The recent decisions of the German federal government’s relief cabinet have drawn cautious praise from Wolfgang Steiger, General Secretary of the “Economic Council of the CDU” a lobby and professional association closely linked to the conservative Christian Democratic Union (CDU). While acknowledging the steps taken, Steiger emphasized the crucial need for swift and demonstrable implementation, warning against the danger of the measures remaining mere announcements.
Speaking to the “Rhinische Post” on Wednesday, Steiger stressed the paramount importance of tangible benefits reaching businesses directly. He cautioned that without clear evidence of relief impacting the operational reality for companies, the government’s credibility risks serious damage.
The assessment also extended to the digitalization modernization agenda spearheaded by Federal Minister for Digital Affairs, Karsten Wildberger (CDU).

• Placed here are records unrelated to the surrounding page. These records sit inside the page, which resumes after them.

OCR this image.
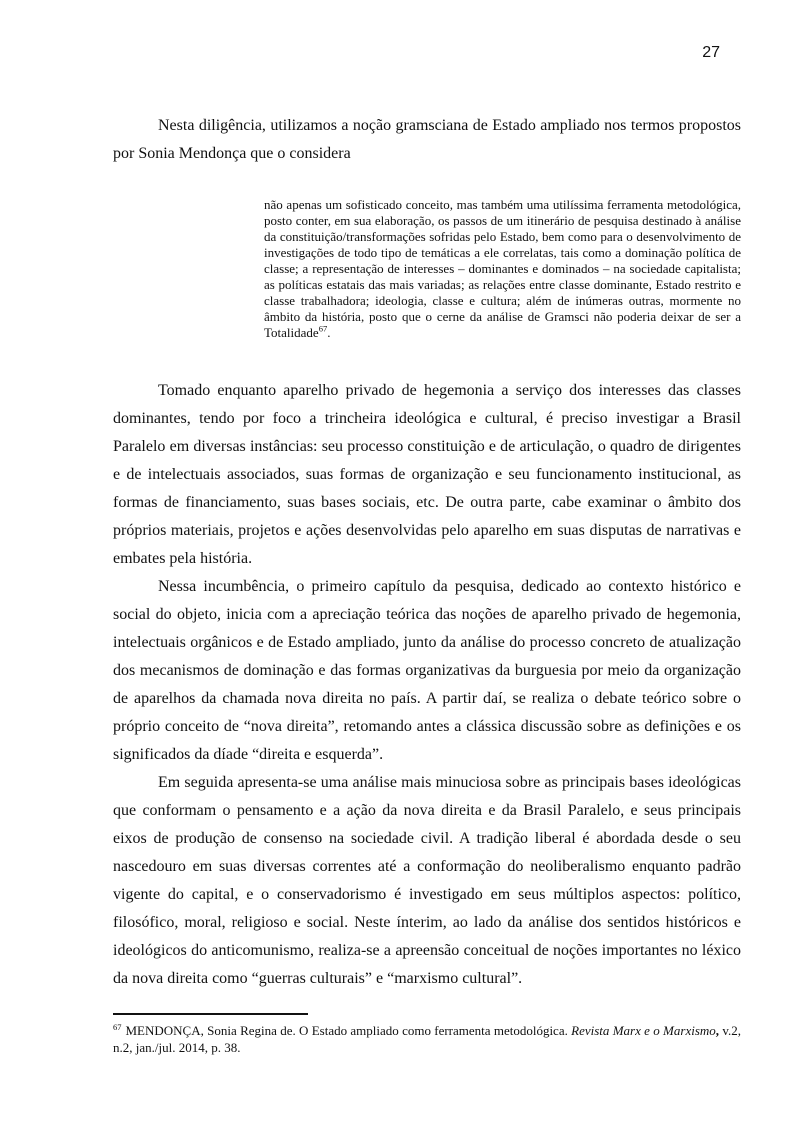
27

Nesta diligência, utilizamos a noção gramsciana de Estado ampliado nos termos propostos por Sonia Mendonça que o considera

não apenas um sofisticado conceito, mas também uma utilíssima ferramenta metodológica, posto conter, em sua elaboração, os passos de um itinerário de pesquisa destinado à análise da constituição/transformações sofridas pelo Estado, bem como para o desenvolvimento de investigações de todo tipo de temáticas a ele correlatas, tais como a dominação política de classe; a representação de interesses – dominantes e dominados – na sociedade capitalista; as políticas estatais das mais variadas; as relações entre classe dominante, Estado restrito e classe trabalhadora; ideologia, classe e cultura; além de inúmeras outras, mormente no âmbito da história, posto que o cerne da análise de Gramsci não poderia deixar de ser a Totalidade$^{67}$.

Tomado enquanto aparelho privado de hegemonia a serviço dos interesses das classes dominantes, tendo por foco a trincheira ideológica e cultural, é preciso investigar a Brasil Paralelo em diversas instâncias: seu processo constituição e de articulação, o quadro de dirigentes e de intelectuais associados, suas formas de organização e seu funcionamento institucional, as formas de financiamento, suas bases sociais, etc. De outra parte, cabe examinar o âmbito dos próprios materiais, projetos e ações desenvolvidas pelo aparelho em suas disputas de narrativas e embates pela história.

Nessa incumbência, o primeiro capítulo da pesquisa, dedicado ao contexto histórico e social do objeto, inicia com a apreciação teórica das noções de aparelho privado de hegemonia, intelectuais orgânicos e de Estado ampliado, junto da análise do processo concreto de atualização dos mecanismos de dominação e das formas organizativas da burguesia por meio da organização de aparelhos da chamada nova direita no país. A partir daí, se realiza o debate teórico sobre o próprio conceito de “nova direita”, retomando antes a clássica discussão sobre as definições e os significados da díade “direita e esquerda”.

Em seguida apresenta-se uma análise mais minuciosa sobre as principais bases ideológicas que conformam o pensamento e a ação da nova direita e da Brasil Paralelo, e seus principais eixos de produção de consenso na sociedade civil. A tradição liberal é abordada desde o seu nascedouro em suas diversas correntes até a conformação do neoliberalismo enquanto padrão vigente do capital, e o conservadorismo é investigado em seus múltiplos aspectos: político, filosófico, moral, religioso e social. Neste ínterim, ao lado da análise dos sentidos históricos e ideológicos do anticomunismo, realiza-se a apreensão conceitual de noções importantes no léxico da nova direita como “guerras culturais” e “marxismo cultural”.

$^{67}$ MENDONÇA, Sonia Regina de. O Estado ampliado como ferramenta metodológica. Revista Marx e o Marxismo, v.2, n.2, jan./jul. 2014, p. 38.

While acknowledging that the cabinet’s decisions fall short of the ambition set by Wildberger’s overarching plan, Steiger recognized the potential to initiate a much-needed process of bureaucratic reduction. He lauded the efforts of Chancellor Merz and Minister Wildberger, framing them as contributing to the plausibility of their broader agenda.
However, the underlying message carried a stark warning. Steiger articulated a growing concern within the business community: that without measurable improvements to the administrative burden, investment decisions will increasingly trend away from Germany, potentially leading to a gradual erosion of domestic entrepreneurship. This highlights a political pressure point for the Merz government – securing both the symbolic victory of reform and the concrete outcomes necessary to maintain investor confidence amid increasing global competition. The success of the relief measures, therefore, will be judged not on rhetoric, but on discernible, positive impact.